100% (roughly) was spent fetching the rows, and the index seek took virtually no time at all.
Unfortunately by removing the leading wildcard we have essentially changed the question. The point I am trying to make is you need to be fairly sure that you need the leading wildcard to answer your question. Because using it is not going to scale. If you really need this facility then you could look into using a search platform such as Apache-Solr or building your own indexing/search application using Lucene, but these come with their own set of challenges. We might be able to get around the wildcard requirement by changing the user interface to 'Search for companies begining with : '. This isn't always possible. As I mentioned earlier its worth investigating whether full willcard search is a geniune requirement. If it isn't then make your interface sypathetic to the underlying database.
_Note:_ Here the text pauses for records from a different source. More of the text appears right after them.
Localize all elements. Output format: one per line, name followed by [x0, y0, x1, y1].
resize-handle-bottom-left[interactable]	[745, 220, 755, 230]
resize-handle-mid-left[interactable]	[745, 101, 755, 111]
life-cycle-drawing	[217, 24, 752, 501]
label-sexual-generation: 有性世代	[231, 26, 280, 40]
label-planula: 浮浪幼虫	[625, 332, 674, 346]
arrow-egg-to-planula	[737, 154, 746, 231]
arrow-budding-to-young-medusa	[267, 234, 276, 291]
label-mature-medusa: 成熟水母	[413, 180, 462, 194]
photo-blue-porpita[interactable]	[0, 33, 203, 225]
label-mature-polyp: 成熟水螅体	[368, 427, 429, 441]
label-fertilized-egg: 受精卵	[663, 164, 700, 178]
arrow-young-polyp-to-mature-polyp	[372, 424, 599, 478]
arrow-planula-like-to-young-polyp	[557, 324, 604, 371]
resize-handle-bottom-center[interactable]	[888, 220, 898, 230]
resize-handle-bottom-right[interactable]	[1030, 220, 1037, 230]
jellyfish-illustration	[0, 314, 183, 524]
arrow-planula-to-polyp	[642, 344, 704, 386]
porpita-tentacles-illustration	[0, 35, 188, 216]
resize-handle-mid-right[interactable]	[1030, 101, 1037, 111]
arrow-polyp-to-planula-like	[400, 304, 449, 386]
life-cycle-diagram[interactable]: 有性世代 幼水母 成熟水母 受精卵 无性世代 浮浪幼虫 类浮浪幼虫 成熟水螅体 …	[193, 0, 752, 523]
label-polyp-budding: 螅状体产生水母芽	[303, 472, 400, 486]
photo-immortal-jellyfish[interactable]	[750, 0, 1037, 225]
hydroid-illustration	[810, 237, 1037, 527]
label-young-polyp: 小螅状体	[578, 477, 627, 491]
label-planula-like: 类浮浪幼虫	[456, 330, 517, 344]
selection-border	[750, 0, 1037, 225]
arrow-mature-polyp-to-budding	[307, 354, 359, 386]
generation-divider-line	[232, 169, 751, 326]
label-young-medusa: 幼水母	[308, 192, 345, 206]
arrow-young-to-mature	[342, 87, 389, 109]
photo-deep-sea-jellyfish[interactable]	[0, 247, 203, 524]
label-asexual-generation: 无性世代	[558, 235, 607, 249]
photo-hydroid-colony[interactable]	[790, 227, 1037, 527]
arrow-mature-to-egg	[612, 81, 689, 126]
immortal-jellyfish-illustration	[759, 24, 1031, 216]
Then maybe later when/if the requirement arises you can invest more time/effort into doing full wildcard searches using methods like I suggest.
The basic rules of thumb are to
SELECT * FROM [companies].[dbo].[companies] WHERE YEAR(DateOfIncorporation) = 2013
SELECT * FROM [companies].[dbo].[companies] WHERE DateOfIncorporation > '31-12-2012' AND DateOfIncorporation < '01-01-2014'
Imagine one of the company fields is the phone area code as a varchar (because it requires the preceeding 0).
SELECT * FROM [companies].[dbo].[companies] WHERE AreaCode = 01792
SELECT * FROM [companies].[dbo].[companies] WHERE AreaCode = '01792'
Because int has a lower precedence than varchar the int isn't converted to a string and then compared against the index. Instead a index scan is forced.
I hope this helps you improve the performance of some of your queries.